I have been married for nearly 20 years. Like most couples we have had our ups and downs, but have got through them. I thought I could trust my OH with my life. 3 years ago he had an affair, which at the very least was an EA (have never got to the truth if he slept with her-first he said he did, then he didn't-my gut says he did). Anyway, with a lot of time and effort we got through it and have rebuilt our life together. I have had to decide that I will never know what happened with his affair, and have had to let it go in order to stop it destroying me.
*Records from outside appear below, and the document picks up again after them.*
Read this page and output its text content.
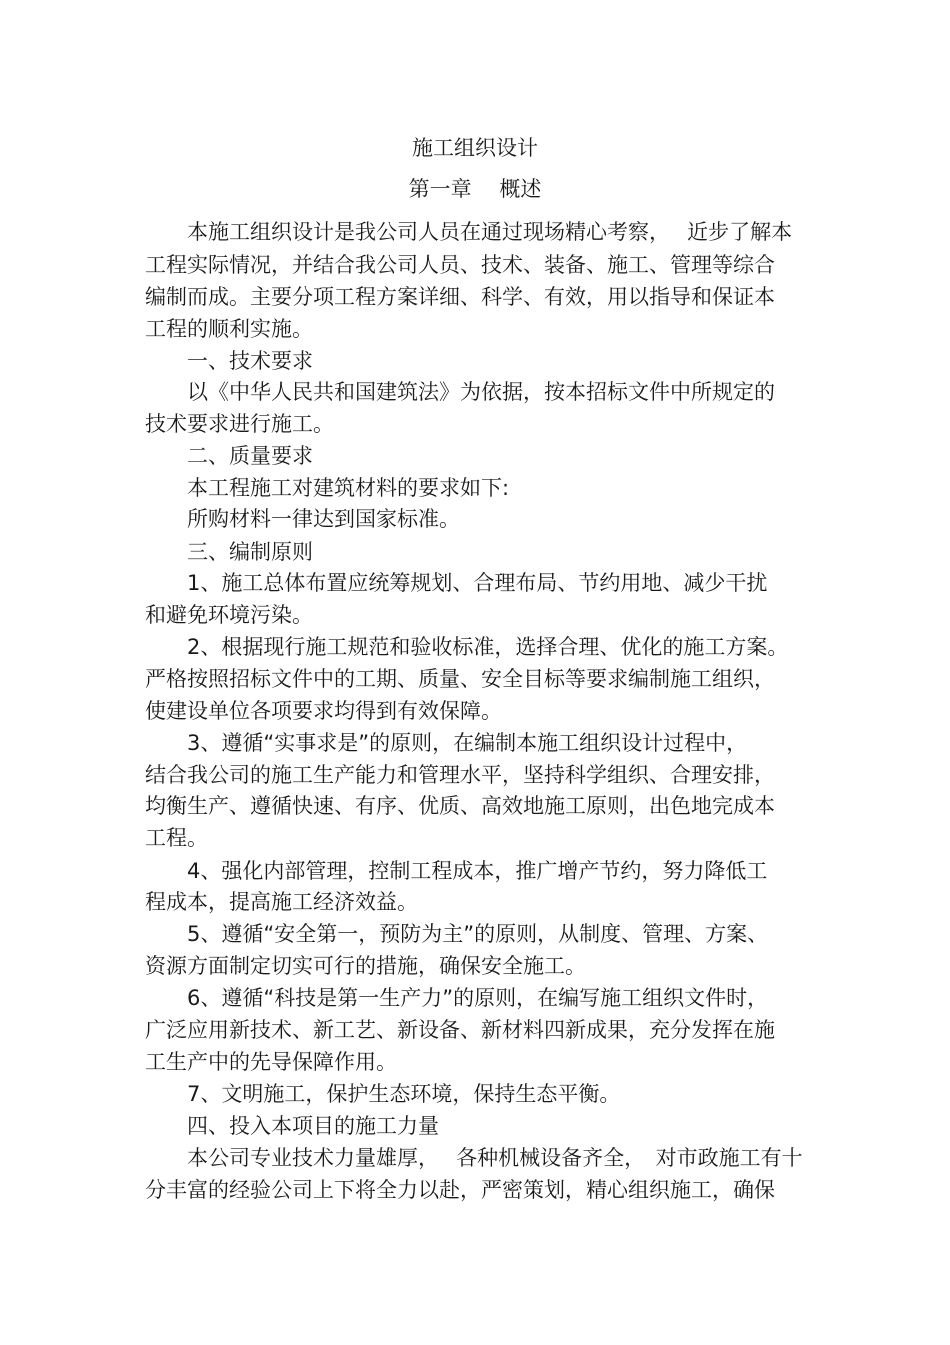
施工组织设计
第一章　 概述
本施工组织设计是我公司人员在通过现场精心考察，　 近步了解本
工程实际情况，并结合我公司人员、技术、装备、施工、管理等综合
编制而成。主要分项工程方案详细、科学、有效，用以指导和保证本
工程的顺利实施。
一、技术要求
以《中华人民共和国建筑法》为依据，按本招标文件中所规定的
技术要求进行施工。
二、质量要求
本工程施工对建筑材料的要求如下:
所购材料一律达到国家标准。
三、编制原则
1、施工总体布置应统筹规划、合理布局、节约用地、减少干扰
和避免环境污染。
2、根据现行施工规范和验收标准，选择合理、优化的施工方案。
严格按照招标文件中的工期、质量、安全目标等要求编制施工组织，
使建设单位各项要求均得到有效保障。
3、遵循“实事求是”的原则，在编制本施工组织设计过程中，
结合我公司的施工生产能力和管理水平，坚持科学组织、合理安排，
均衡生产、遵循快速、有序、优质、高效地施工原则，出色地完成本
工程。
4、强化内部管理，控制工程成本，推广增产节约，努力降低工
程成本，提高施工经济效益。
5、遵循“安全第一，预防为主”的原则，从制度、管理、方案、
资源方面制定切实可行的措施，确保安全施工。
6、遵循“科技是第一生产力”的原则，在编写施工组织文件时，
广泛应用新技术、新工艺、新设备、新材料四新成果，充分发挥在施
工生产中的先导保障作用。
7、文明施工，保护生态环境，保持生态平衡。
四、投入本项目的施工力量
本公司专业技术力量雄厚，　 各种机械设备齐全，　对市政施工有十
分丰富的经验公司上下将全力以赴，严密策划，精心组织施工，确保
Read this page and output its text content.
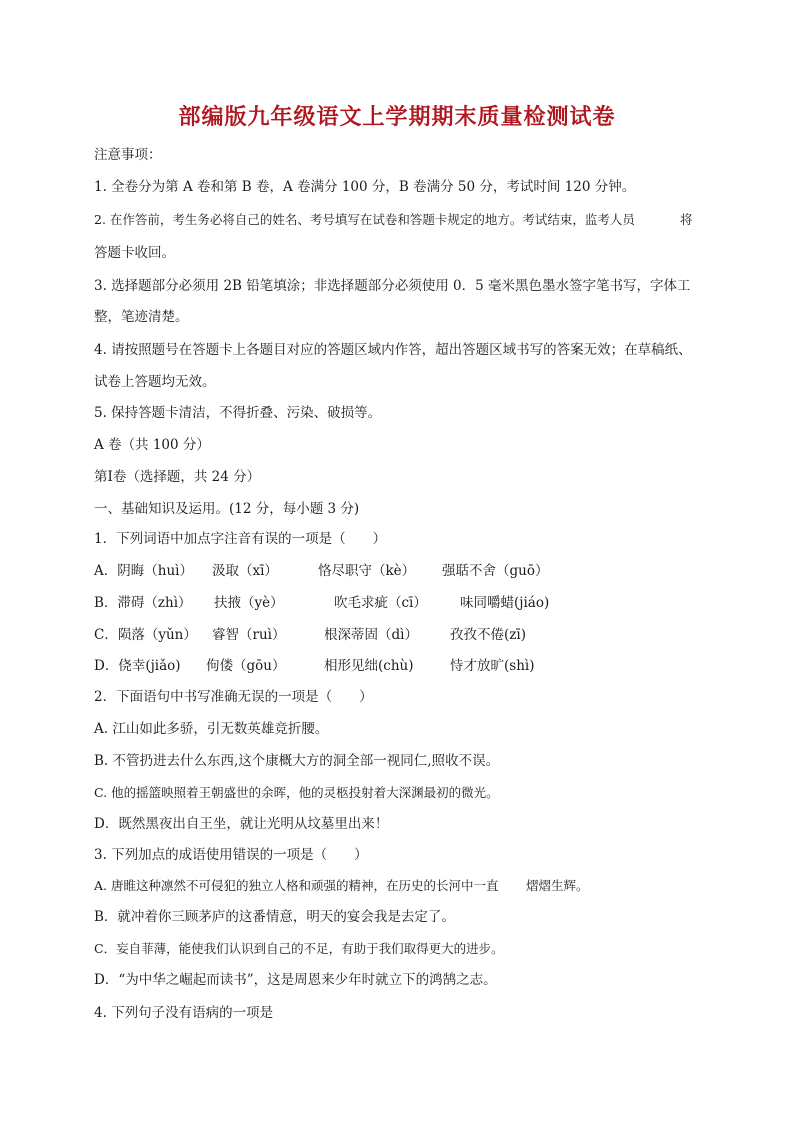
部编版九年级语文上学期期末质量检测试卷
注意事项：
1. 全卷分为第 A 卷和第 B 卷，A 卷满分 100 分，B 卷满分 50 分，考试时间 120 分钟。
2. 在作答前，考生务必将自己的姓名、考号填写在试卷和答题卡规定的地方。考试结束，监考人员	将
答题卡收回。
3. 选择题部分必须用 2B 铅笔填涂；非选择题部分必须使用 0．5 毫米黑色墨水签字笔书写，字体工
整，笔迹清楚。
4. 请按照题号在答题卡上各题目对应的答题区域内作答，超出答题区域书写的答案无效；在草稿纸、
试卷上答题均无效。
5. 保持答题卡清洁，不得折叠、污染、破损等。
A 卷（共 100 分）
第Ⅰ卷（选择题，共 24 分）
一、基础知识及运用。(12 分，每小题 3 分)
1．下列词语中加点字注音有误的一项是（　　）
A．阴晦（huì） 汲取（xī）	恪尽职守（kè） 强聒不舍（guō）
B．滞碍（zhì） 扶掖（yè）	吹毛求疵（cī） 味同嚼蜡(jiáo)
C．陨落（yǔn） 睿智（ruì）	根深蒂固（dì） 孜孜不倦(zī)
D．侥幸(jiǎo) 佝偻（gōu）	相形见绌(chù)	恃才放旷(shì)
2．下面语句中书写准确无误的一项是（　　）
A. 江山如此多骄，引无数英雄竞折腰。
B. 不管扔进去什么东西,这个康概大方的洞全部一视同仁,照收不误。
C. 他的摇篮映照着王朝盛世的余晖，他的灵柩投射着大深渊最初的微光。
D．既然黑夜出自王坐，就让光明从坟墓里出来！
3. 下列加点的成语使用错误的一项是（　　）
A. 唐睢这种凛然不可侵犯的独立人格和顽强的精神，在历史的长河中一直 熠熠生辉。
B．就冲着你三顾茅庐的这番情意，明天的宴会我是去定了。
C．妄自菲薄，能使我们认识到自己的不足，有助于我们取得更大的进步。
D．“为中华之崛起而读书”，这是周恩来少年时就立下的鸿鹄之志。
4. 下列句子没有语病的一项是
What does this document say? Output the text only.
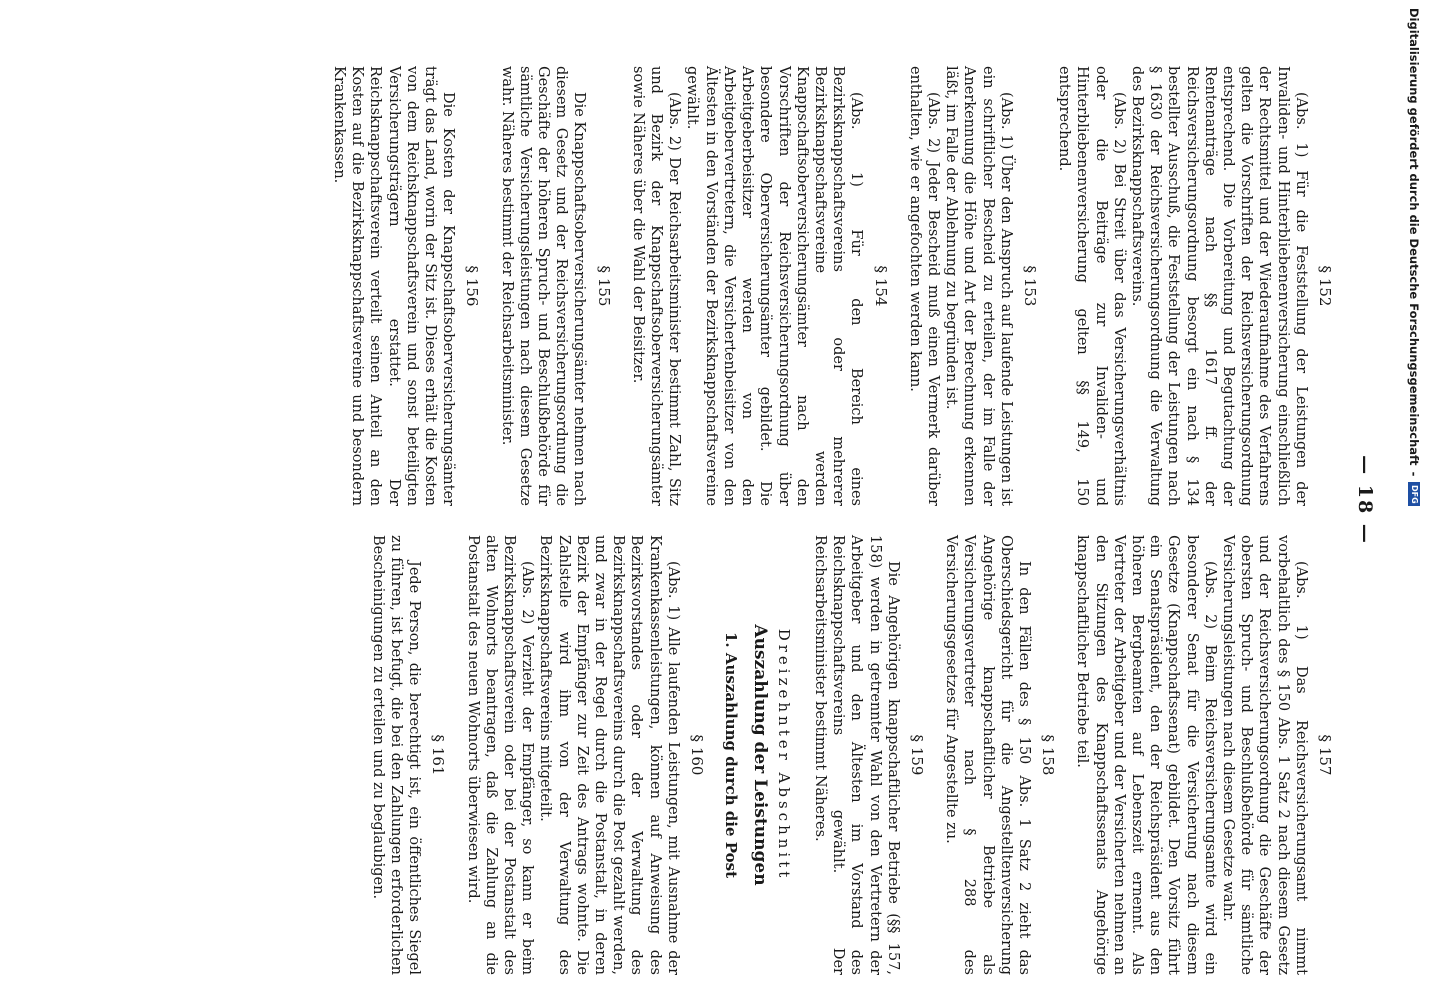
— 18 —
§ 152

(Abs. 1) Für die Feststellung der Leistungen der Invaliden- und Hinterbliebenenversicherung einschließlich der Rechtsmittel und der Wiederaufnahme des Verfahrens gelten die Vorschriften der Reichsversicherungsordnung entsprechend. Die Vorbereitung und Begutachtung der Rentenanträge nach §§ 1617 ff. der Reichsversicherungsordnung besorgt ein nach § 134 bestellter Ausschuß, die Feststellung der Leistungen nach § 1630 der Reichsversicherungsordnung die Verwaltung des Bezirksknappschaftsvereins.

(Abs. 2) Bei Streit über das Versicherungsverhältnis oder die Beiträge zur Invaliden- und Hinterbliebenenversicherung gelten §§ 149, 150 entsprechend.

§ 153

(Abs. 1) Über den Anspruch auf laufende Leistungen ist ein schriftlicher Bescheid zu erteilen, der im Falle der Anerkennung die Höhe und Art der Berechnung erkennen läßt, im Falle der Ablehnung zu begründen ist.

(Abs. 2) Jeder Bescheid muß einen Vermerk darüber enthalten, wie er angefochten werden kann.

§ 154

(Abs. 1) Für den Bereich eines Bezirksknappschaftsvereins oder mehrerer Bezirksknappschaftsvereine werden Knappschaftsoberversicherungsämter nach den Vorschriften der Reichsversicherungsordnung über besondere Oberversicherungsämter gebildet. Die Arbeitgeberbeisitzer werden von den Arbeitgebervertretern, die Versichertenbeisitzer von den Ältesten in den Vorständen der Bezirksknappschaftsvereine gewählt.

(Abs. 2) Der Reichsarbeitsminister bestimmt Zahl, Sitz und Bezirk der Knappschaftsoberversicherungsämter sowie Näheres über die Wahl der Beisitzer.

§ 155

Die Knappschaftsoberversicherungsämter nehmen nach diesem Gesetz und der Reichsversicherungsordnung die Geschäfte der höheren Spruch- und Beschlußbehörde für sämtliche Versicherungsleistungen nach diesem Gesetze wahr. Näheres bestimmt der Reichsarbeitsminister.

§ 156

Die Kosten der Knappschaftsoberversicherungsämter trägt das Land, worin der Sitz ist. Dieses erhält die Kosten von dem Reichsknappschaftsverein und sonst beteiligten Versicherungsträgern erstattet. Der Reichsknappschaftsverein verteilt seinen Anteil an den Kosten auf die Bezirksknappschaftsvereine und besondern Krankenkassen.

§ 157

(Abs. 1) Das Reichsversicherungsamt nimmt vorbehaltlich des § 150 Abs. 1 Satz 2 nach diesem Gesetz und der Reichsversicherungsordnung die Geschäfte der obersten Spruch- und Beschlußbehörde für sämtliche Versicherungsleistungen nach diesem Gesetze wahr.

(Abs. 2) Beim Reichsversicherungsamte wird ein besonderer Senat für die Versicherung nach diesem Gesetze (Knappschaftssenat) gebildet. Den Vorsitz führt ein Senatspräsident, den der Reichspräsident aus den höheren Bergbeamten auf Lebenszeit ernennt. Als Vertreter der Arbeitgeber und der Versicherten nehmen an den Sitzungen des Knappschaftssenats Angehörige knappschaftlicher Betriebe teil.

§ 158

In den Fällen des § 150 Abs. 1 Satz 2 zieht das Oberschiedsgericht für die Angestelltenversicherung Angehörige knappschaftlicher Betriebe als Versicherungsvertreter nach § 288 des Versicherungsgesetzes für Angestellte zu.

§ 159

Die Angehörigen knappschaftlicher Betriebe (§§ 157, 158) werden in getrennter Wahl von den Vertretern der Arbeitgeber und den Ältesten im Vorstand des Reichsknappschaftsvereins gewählt. Der Reichsarbeitsminister bestimmt Näheres.

Dreizehnter Abschnitt
Auszahlung der Leistungen
1. Auszahlung durch die Post
§ 160

(Abs. 1) Alle laufenden Leistungen, mit Ausnahme der Krankenkassenleistungen, können auf Anweisung des Bezirksvorstandes oder der Verwaltung des Bezirksknappschaftsvereins durch die Post gezahlt werden, und zwar in der Regel durch die Postanstalt, in deren Bezirk der Empfänger zur Zeit des Antrags wohnte. Die Zahlstelle wird ihm von der Verwaltung des Bezirksknappschaftsvereins mitgeteilt.

(Abs. 2) Verzieht der Empfänger, so kann er beim Bezirksknappschaftsverein oder bei der Postanstalt des alten Wohnorts beantragen, daß die Zahlung an die Postanstalt des neuen Wohnorts überwiesen wird.

§ 161

Jede Person, die berechtigt ist, ein öffentliches Siegel zu führen, ist befugt, die bei den Zahlungen erforderlichen Bescheinigungen zu erteilen und zu beglaubigen.

Digitalisierung gefördert durch die Deutsche Forschungsgemeinschaft
-
DFG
In April he took a girl to the cinema and then stayed out all night. This isn't quite as bad as it sounds, as it was a works arrangement that went wrong, with everyone cancelling at the last minute except these 2. My issue is that he could have cancelled as he knew I thought it was inappropriate, and why when he knew how I felt, did he take her to visit his friends (the all night bit). He could have dropped her home, and gone alone.
Cut through to this weekend. We had a party and a woman started giving my OH the come on, which he responded too. The details don't really matter, but I believe if I hadn't intervened he would have done the deed with her in the toilets, or something just as sordid.
My OH can't remember what happened, and didn't believe me when I told him. Luckily for me we had a lot of family and friends there who have all confirmed to him what he did. This has shocked him, as he has always maintained that I have exagerated his behaviour-he always rationalised it away as being my fault/in my mind. This time he can't and is having to face up to what he's done. Something I truly don't think he's actually understood before.
So I'm left here feeling numb- can't cry/shout/argue etc. I have told him that I knew he was going to do this, that I have tried to give him the chance to make sure he never did. I have had so many conversations with him about 'you know what's right/ wrong and I can't stop you doing things you shouldn't, but you know the consequences if you do'.
I don't know what I want. I've told him I can't help him this time, that he needs to stop making excuses, that it wasn't the drink, or the circumstance, that it's his decision to act in this way. He needs to try and work out why he acts the way he does and I need to work out if I want to continue in this marriage. sorry, I just needed to get this out, and perhaps talking to someone else will help me work through it in my own mind.